After enlisting into the National Guard and before attending basic and advanced training, Habr was part of the Recruit Sustainment Program, or RSP. The goal of the RSP is to prepare new Soldiers for the physical and mental challenges that await them as they begin their military careers, as well as ensuring they’re ready to go administratively.
For nearly eight months, Habr attended drill one weekend a month, learned the basics of military service, like how to properly wear a uniform, how the military rank structure works and what physical fitness training is like in the Army National Guard, all while earning a monthly paycheck. Even though she was active in team sports during high school, Habr continued to build her physical fitness by meeting up with other recruits for ruck marches and other fitness endeavors.
Habr said the training she received during her time in the RSP helped her succeed when she got to Fort Benning, especially with land navigation.
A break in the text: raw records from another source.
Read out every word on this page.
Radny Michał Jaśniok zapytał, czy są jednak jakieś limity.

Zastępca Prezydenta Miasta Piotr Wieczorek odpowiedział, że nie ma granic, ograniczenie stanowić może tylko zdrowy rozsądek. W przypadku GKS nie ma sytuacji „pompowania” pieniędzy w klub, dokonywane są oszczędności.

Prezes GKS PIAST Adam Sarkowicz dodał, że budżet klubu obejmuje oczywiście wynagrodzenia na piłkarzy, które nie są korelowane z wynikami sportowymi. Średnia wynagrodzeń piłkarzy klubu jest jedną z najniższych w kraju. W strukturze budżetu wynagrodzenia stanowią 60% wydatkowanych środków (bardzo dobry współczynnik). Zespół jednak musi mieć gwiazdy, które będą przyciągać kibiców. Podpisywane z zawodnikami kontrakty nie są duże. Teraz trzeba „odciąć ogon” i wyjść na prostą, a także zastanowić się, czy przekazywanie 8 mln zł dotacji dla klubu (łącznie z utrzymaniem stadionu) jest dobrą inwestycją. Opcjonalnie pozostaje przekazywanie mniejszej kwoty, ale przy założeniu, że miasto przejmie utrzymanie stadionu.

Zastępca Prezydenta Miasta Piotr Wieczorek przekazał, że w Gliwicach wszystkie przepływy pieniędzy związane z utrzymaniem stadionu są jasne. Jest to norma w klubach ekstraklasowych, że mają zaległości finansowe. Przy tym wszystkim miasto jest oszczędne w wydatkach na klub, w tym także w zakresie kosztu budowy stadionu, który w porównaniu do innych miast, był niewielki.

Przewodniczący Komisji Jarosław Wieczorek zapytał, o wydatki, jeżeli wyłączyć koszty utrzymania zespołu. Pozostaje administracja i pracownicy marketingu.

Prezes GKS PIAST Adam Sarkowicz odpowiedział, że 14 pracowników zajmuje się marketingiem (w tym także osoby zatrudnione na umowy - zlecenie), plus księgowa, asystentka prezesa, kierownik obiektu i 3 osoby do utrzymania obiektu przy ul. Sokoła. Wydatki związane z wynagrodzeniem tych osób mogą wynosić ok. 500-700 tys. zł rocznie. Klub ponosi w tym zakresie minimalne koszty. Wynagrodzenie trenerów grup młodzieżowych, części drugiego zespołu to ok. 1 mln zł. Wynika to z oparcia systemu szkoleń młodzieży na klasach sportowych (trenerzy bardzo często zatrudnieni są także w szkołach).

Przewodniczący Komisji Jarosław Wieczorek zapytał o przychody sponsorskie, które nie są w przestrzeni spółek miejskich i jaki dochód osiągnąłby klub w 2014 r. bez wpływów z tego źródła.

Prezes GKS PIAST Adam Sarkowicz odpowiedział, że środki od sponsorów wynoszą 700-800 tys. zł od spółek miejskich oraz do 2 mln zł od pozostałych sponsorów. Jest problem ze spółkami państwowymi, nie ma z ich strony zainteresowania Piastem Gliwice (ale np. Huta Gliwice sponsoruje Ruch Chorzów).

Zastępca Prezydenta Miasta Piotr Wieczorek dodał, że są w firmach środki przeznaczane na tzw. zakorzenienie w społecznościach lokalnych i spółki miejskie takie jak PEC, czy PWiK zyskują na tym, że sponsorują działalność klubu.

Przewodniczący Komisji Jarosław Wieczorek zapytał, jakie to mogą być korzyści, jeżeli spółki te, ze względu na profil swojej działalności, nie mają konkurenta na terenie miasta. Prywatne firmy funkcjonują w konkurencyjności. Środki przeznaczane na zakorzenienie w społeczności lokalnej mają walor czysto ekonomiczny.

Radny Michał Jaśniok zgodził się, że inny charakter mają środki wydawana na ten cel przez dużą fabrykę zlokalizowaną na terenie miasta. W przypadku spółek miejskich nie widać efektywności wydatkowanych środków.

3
“I didn’t struggle on anything, “she said. “It all just came naturally.”
Once she got to Fort Benning, she felt ahead of her peers and knew that her recruiters and RSP cadre had set her up for success.
“I knew what I was coming in for,” she said. “Everyone in the office laid everything down on the table and told me exactly what to expect. Nothing was a surprise or shock.”
In training, she was one of many women working to earn the 19D MOS.
“Our troop was the first to have so many females,” Habr explained. “Usually, most troops have 10 to 12, but we had around 62 females.”
Her training wasn’t always easy and she experienced some negativity from her peers who struggled to train alongside female Soldiers. Just like before, she took their negativity and turned it into motivation, becoming more and more determined to succeed.
Back in Virginia Beach, her recruiting team was also providing motivation. Throughout her training process, they regularly sent mail and words of encouragement.
“It was a good feeling to get mail and know they cared,” Habr said. "Each recruiter from the office added their own personal section to the letters."
While at Fort Benning, weapons training was a highlight for Habr, who said she was most excited to fire the M2 .50 caliber machine gun.
“It's my favorite weapon system at the moment and it's also one of my dad’s favorites,” she said. “So far, it’s one of the coolest things I have fired in my life.”
Ultimately, Habr thinks of her training experience as much as a mental challenge as a physical one.
"It’s like the “Soldiers Creed,” when talking about being mentally tough,” she said. “That’s the most important thing. You can build up your physical aspect, but it’s your mental state you have at your prime, or others will try to break you down.”
Now that she's home, Habr plans to continue work at her family's restaurant while assisting her recruiters in area high schools. She also plans to pursue a degree in criminal justice.
"I have my sights set on attending Old Dominion University," Habr said. "And taking advantage of all the educational benefits the Virginia Army National Guard offers.”